Examples of Cypress object processing

This section provides examples of Cypress object processing.

Static tables

Creating

Use the create command to create a table.

yt create table //home/dev/test_table
1282c-1ed72c-3fe0191-443cf2ee

Deleting

Use the remove command to delete a table.

yt remove //home/dev/test_table

Reading

To read an existing table named <table>, use the read-table command.

yt read-table [--format FORMAT]
                [--table-reader TABLE_READER]
                <table>

The --format option defines the output data format. The supported formats are json, yson, dsv, and schemaful_dsv. For more information, see Formats.

yt read-table --format dsv //home/dev/test_table
day=monday	time=10
day=wednesday	time=20
day=friday	time=30

The --table-reader option modifies the table read settings.

Sampling

The sampling_rate attribute sets the percentage of data that must be read from an input table.

yt read-table --format dsv --table-reader '{"sampling_rate"=0.3}' //home/dev/test_table
day=monday	time=10
day=friday	time=30

In this example, read-table will return 30% of all the rows in the input table.

The sampling_seed controls a random number generator that selects the rows. It guarantees the same output for the same sampling_speed and collection of input chunks. If unspecified, the sampling_seed attribute will be random.

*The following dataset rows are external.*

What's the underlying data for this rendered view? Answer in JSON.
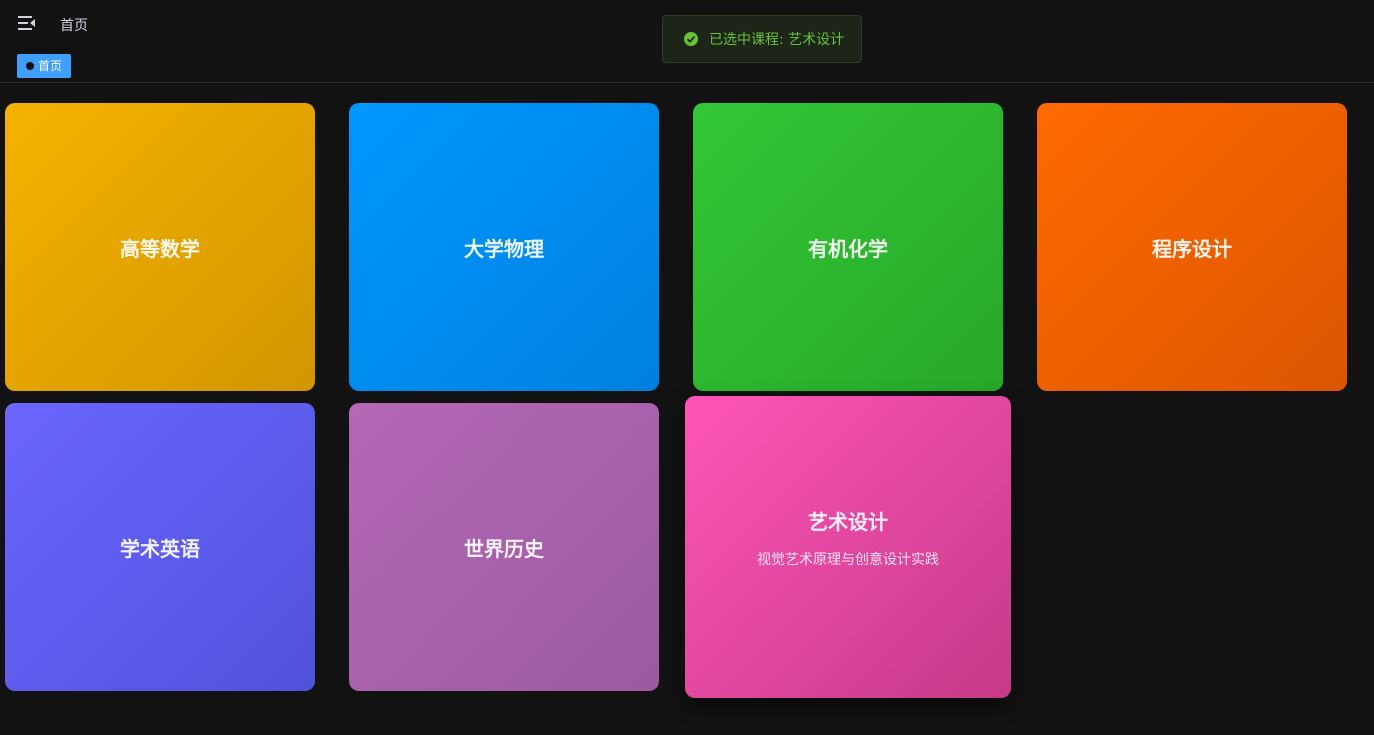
{
  "header": {
    "breadcrumb": "首页",
    "menu_icon": "menu-fold-icon"
  },
  "tags": [
    {
      "label": "首页",
      "active": true
    }
  ],
  "toast": {
    "message": "已选中课程: 艺术设计",
    "icon": "check-circle-icon",
    "color": "#67c23a"
  },
  "courses": [
    {
      "title": "高等数学",
      "color": "#f7b200"
    },
    {
      "title": "大学物理",
      "color": "#0098ff"
    },
    {
      "title": "有机化学",
      "color": "#33c736"
    },
    {
      "title": "程序设计",
      "color": "#ff6a00"
    },
    {
      "title": "学术英语",
      "color": "#6a66ff"
    },
    {
      "title": "世界历史",
      "color": "#b468b6"
    },
    {
      "title": "艺术设计",
      "subtitle": "视觉艺术原理与创意设计实践",
      "color": "#ff55b8",
      "hovered": true
    }
  ]
}
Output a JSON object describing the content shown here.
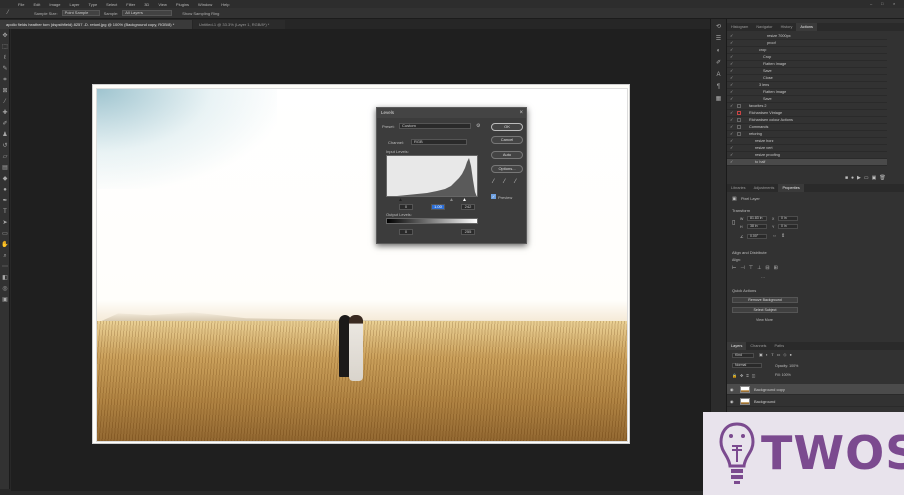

yt read-table --format dsv --table-reader '{"sampling_seed"=42;"sampling_rate"=0.3}' //home/dev/test_table

To place sampling output in a different table, please run map:

yt map cat --src //home/dev/input --dst //home/dev/output --spec '{job_io = {table_reader = {sampling_rate = 0.001}}}' --format yson

Note

The specified sampling_rate attribute notwithstanding, sampling reads all data from disk.

Overwriting

The write-table command overwrites an existing table called <table> with the data transmitted.

yt write-table [--format FORMAT]
                 [--table-writer TABLE_WRITER]
                 <table>

The --format option defines the input data format. The supported formats are json, yson, dsv, and schemaful_dsv. For more information, see Formats.

yt write-table --format dsv //home/dev/test_table
time=10	day=monday
time=20	day=wednesday
time=30 day=friday
^D

To add records to a table, use the <append=true> option before the table path.

cat test_table.json
{"time":"10","day":"monday"}
{"time":"20","day":"wednesday"}
{"time":"30","day":"friday"}
cat test_table.json | yt write-table --format json "<append=true>"//home/dev/test_table

The --table-writer option modifies the table write settings:

Limit on table row size

When writing table data, the YTsaurus system checks its size. A write will return an error if the size is greater than the maximum legal value.
By default, maximum row size is 16 MB. To modify this value, use the --table-writer option's max_row_weight parameter. Enter a value in bytes.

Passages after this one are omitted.